Extended Data Fig. 5: Anisotropic breathing motion of rhodopsin.

Comparison of the overall conformational changes in rhodopsin photoactivated for 1, 10 and 100 picoseconds. The difference electron density map (Fobs(1ps-light)-Fobs(dark) contoured at 4.2 rmsd) from the dataset of 1ps-illuminated rhodopsin superimposed on the rhodopsin dark state structure model (grey) (a-b) shows strong signals (blue=positive density; yellow=negative density) on the retinal molecule (red) demonstrating the early isomerization. Surrounding the retinal, changes occur at the amino acid level in an anisotropic direction towards the extracellular side (grey arrow of panel a) along TM5 and TM6 (panels f and g). This anisotropic breathing motion can be detected in the extracellular part of TM3 (e), TM5 (f) and TM6 (g).

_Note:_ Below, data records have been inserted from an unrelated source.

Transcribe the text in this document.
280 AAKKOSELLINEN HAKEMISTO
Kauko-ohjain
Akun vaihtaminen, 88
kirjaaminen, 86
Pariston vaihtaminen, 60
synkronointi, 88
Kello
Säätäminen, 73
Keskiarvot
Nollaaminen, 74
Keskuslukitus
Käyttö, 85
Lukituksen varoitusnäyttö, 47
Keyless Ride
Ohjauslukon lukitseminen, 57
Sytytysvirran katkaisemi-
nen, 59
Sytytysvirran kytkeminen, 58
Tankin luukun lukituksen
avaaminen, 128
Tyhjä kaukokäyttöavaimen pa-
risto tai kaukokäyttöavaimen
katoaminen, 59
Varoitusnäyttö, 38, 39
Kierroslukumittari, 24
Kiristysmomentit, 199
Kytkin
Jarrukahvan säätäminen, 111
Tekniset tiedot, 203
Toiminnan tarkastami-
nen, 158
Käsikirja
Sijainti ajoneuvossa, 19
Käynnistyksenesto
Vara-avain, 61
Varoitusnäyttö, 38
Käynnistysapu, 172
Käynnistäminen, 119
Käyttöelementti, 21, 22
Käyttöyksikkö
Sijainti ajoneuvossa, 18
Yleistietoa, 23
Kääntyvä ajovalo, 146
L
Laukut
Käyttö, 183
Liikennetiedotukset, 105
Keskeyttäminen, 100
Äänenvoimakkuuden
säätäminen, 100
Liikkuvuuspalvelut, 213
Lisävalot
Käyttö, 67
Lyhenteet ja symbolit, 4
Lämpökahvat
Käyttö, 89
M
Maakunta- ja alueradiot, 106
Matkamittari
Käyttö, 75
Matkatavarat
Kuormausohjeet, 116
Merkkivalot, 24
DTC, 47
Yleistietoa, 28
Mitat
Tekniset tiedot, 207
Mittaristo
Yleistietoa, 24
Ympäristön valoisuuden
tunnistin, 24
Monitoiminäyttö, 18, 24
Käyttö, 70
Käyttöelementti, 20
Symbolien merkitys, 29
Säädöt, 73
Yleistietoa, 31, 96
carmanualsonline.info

After 10 ps (panel h) and 100 ps (panel i) of photoactivation, most of the conformational concerted motion changes are reset (h, i and Extended Data Table 3), only a few amino acids only will not revert –like the disulphide bridge C110-C187 (pink arrow)- and take part to further changes along the photoactivation pathway (Extended Data Table 3). Interestingly, we also observe localized intrinsic fluctuations in molecular dynamics simulations of rhodopsin in the dark state (PDBid: 1GZM) analysed from the GPCRmd database⁹⁸. These fluctuations localize at the extracellular side of the transmembrane bundle and are compatible with the energy dissipation changes observed at 1 ps (compare panels c and d (molecular dynamics simulations) with the panels a and b (breathing motion)). Three independent molecular dynamics simulations (3 x 2500 frames) of rhodopsin with retinal (PDBid: 1GZM) were analysed and the backbone root-mean-square fluctuation (RMSF) was depicted on each residue with increasing values from white to red (the RMSF scale was truncated at 1.8 Å for clarity).